Pepsi challenge, anyone? You may or may not be old enough to have any recollection of this famous 80’s event, but in any case I’m launching version 2.0 here.

Here it is (…suspenseful drum roll in the background…) from 1-inch to medium format, the Measuring Light Sensor Size Challenge!

Does sensor size matter?.. And to what extent? Is medium format better than full-frame or APS-C, and if so does it justify a whole new investment?

Can you spot the difference?

On a serious tone now… This is obviously an ongoing debate you will find everywhere in the internet nowadays.

From my current collection of cameras, I picked the ones that could be representative of the sensor sizes currently available on the market:

  • 1 inch: Leica V-Lux Typ 114 (20 MP)
  • APS-C: Fuji X-E3 (24 MP)
  • Full frame CCD: Leica M-E (18 MP)
  • Full frame CMOS: Sony RX1R ii (42 MP)
  • Medium format: Fuji GFX 50R (51 MP)

The one sensor size missing here is Micro Four Thirds, but unfortunately I don’t own any of those now.

Testing method

As a baseline, I used straight out of camera RAWs and coupled each camera with an equivalent 50mm field of view lens:

  • 50mm f/1.4 Summilux for the Leica M-E
  • 35mm f/1.4 XF for the Fuji X-E3
  • 63mm f/2.8 GF for the Fuji GFX 50R

The Leica V-Lux Typ 114’s shots were taken with the zoom set to 50mm, whereas the Sony RX1Rii, being a 35mm fixed lens camera, its photos were digitally cropped to the equivalent 50mm field of view.

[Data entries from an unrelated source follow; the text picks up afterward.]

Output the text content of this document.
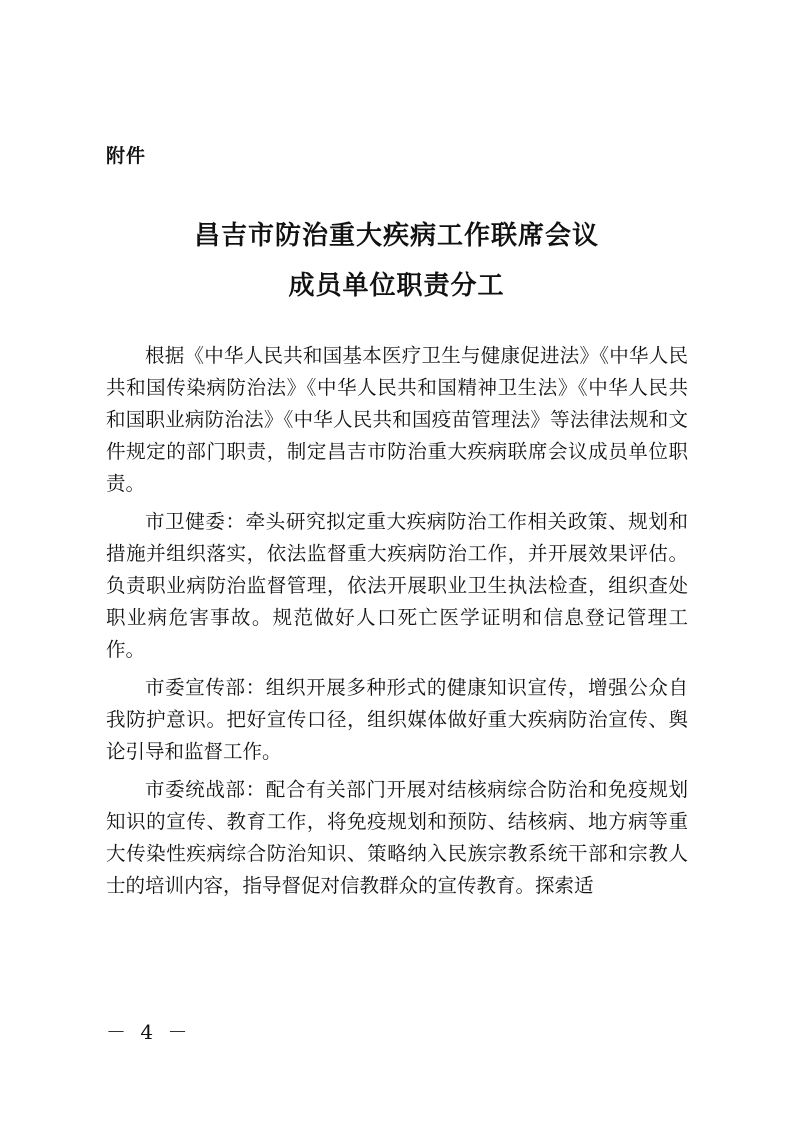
附件
昌吉市防治重大疾病工作联席会议
成员单位职责分工

根据《中华人民共和国基本医疗卫生与健康促进法》《中华人民共和国传染病防治法》《中华人民共和国精神卫生法》《中华人民共和国职业病防治法》《中华人民共和国疫苗管理法》等法律法规和文件规定的部门职责，制定昌吉市防治重大疾病联席会议成员单位职责。

市卫健委：牵头研究拟定重大疾病防治工作相关政策、规划和措施并组织落实，依法监督重大疾病防治工作，并开展效果评估。负责职业病防治监督管理，依法开展职业卫生执法检查，组织查处职业病危害事故。规范做好人口死亡医学证明和信息登记管理工作。

市委宣传部：组织开展多种形式的健康知识宣传，增强公众自我防护意识。把好宣传口径，组织媒体做好重大疾病防治宣传、舆论引导和监督工作。

市委统战部：配合有关部门开展对结核病综合防治和免疫规划知识的宣传、教育工作，将免疫规划和预防、结核病、地方病等重大传染性疾病综合防治知识、策略纳入民族宗教系统干部和宗教人士的培训内容，指导督促对信教群众的宣传教育。探索适

－ 4 －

All cameras were set to their lowest native ISO:

  • ISO 100: Fuji GFX 50R; Sony RX1Rii
  • ISO 125: Leica V-Lux Typ 114
  • ISO 160: Leica M-E
  • ISO 200: Fuji X-E3

Last but not least, I shot 3 series of photos with the same aperture across the board. With fixed ISO and aperture, the one thing I allowed the camera to pick for the exposure was the shutter speed.

From left to right: full frame CMOS; full frame CCD; medium format; 1-inch; and APS-C.

Ok, now that I had explained the boring stuff, let’s put everything aside and check the results.

The results

I’m obviously not revealing now which camera took what. Try to guess… You can click on the photo for full resolution. Just try not to look at the available EXIF data, it will reveal the name of the camera. That’s cheating and you know it.

When you finish the guessing game, just scroll all the way down to see the verdict.

Series 1: Flower @ f/2.8

 

 

Series 2: Tin House @ f/2.8

 

 

Series 3: Bridge @ f/8

 

Findings

Firstly, in order to spot any significant difference you will have to check the photos in their full glory, i.e. full size and full resolution. If you are just checking through your phone, then forget it: the photos are compressed in size to the point that will turn any difference irrelevant.

Secondly, let me tell you this: organising the photos for this blog post was a heck of mess for me. I kept right-clicking the images to make sure I was uploading the correct ones, such was the difficulty in differentiating them.

Thirdly, a very visible hint is obviously the bokeh produced by each camera. We all know the effect of sensor size on bokeh, so there you go. That’s an easy one to spot, right?

Last but not the least, if you start pixel peeping, I guess by assessing the level of detail it becomes somehow clear which photo belongs to which camera.

The one thing I learned though, is that unless you blow-up, crop, display or print in large size, it doesn’t really make much difference. Yeah I know, it’s a no-brainer, but still… You have to see it to understand it and confirm it.

The verdict

Ok, here we go… From top to bottom, this is the sequence:

  • Fuji X-E3
  • Sony RX1RII
  • Leica V-Lux Typ 114
  • Fuji GFX 50R
  • Leica M-E

Surprised with the results?

Whatever… Hope you had as much fun as I did with this.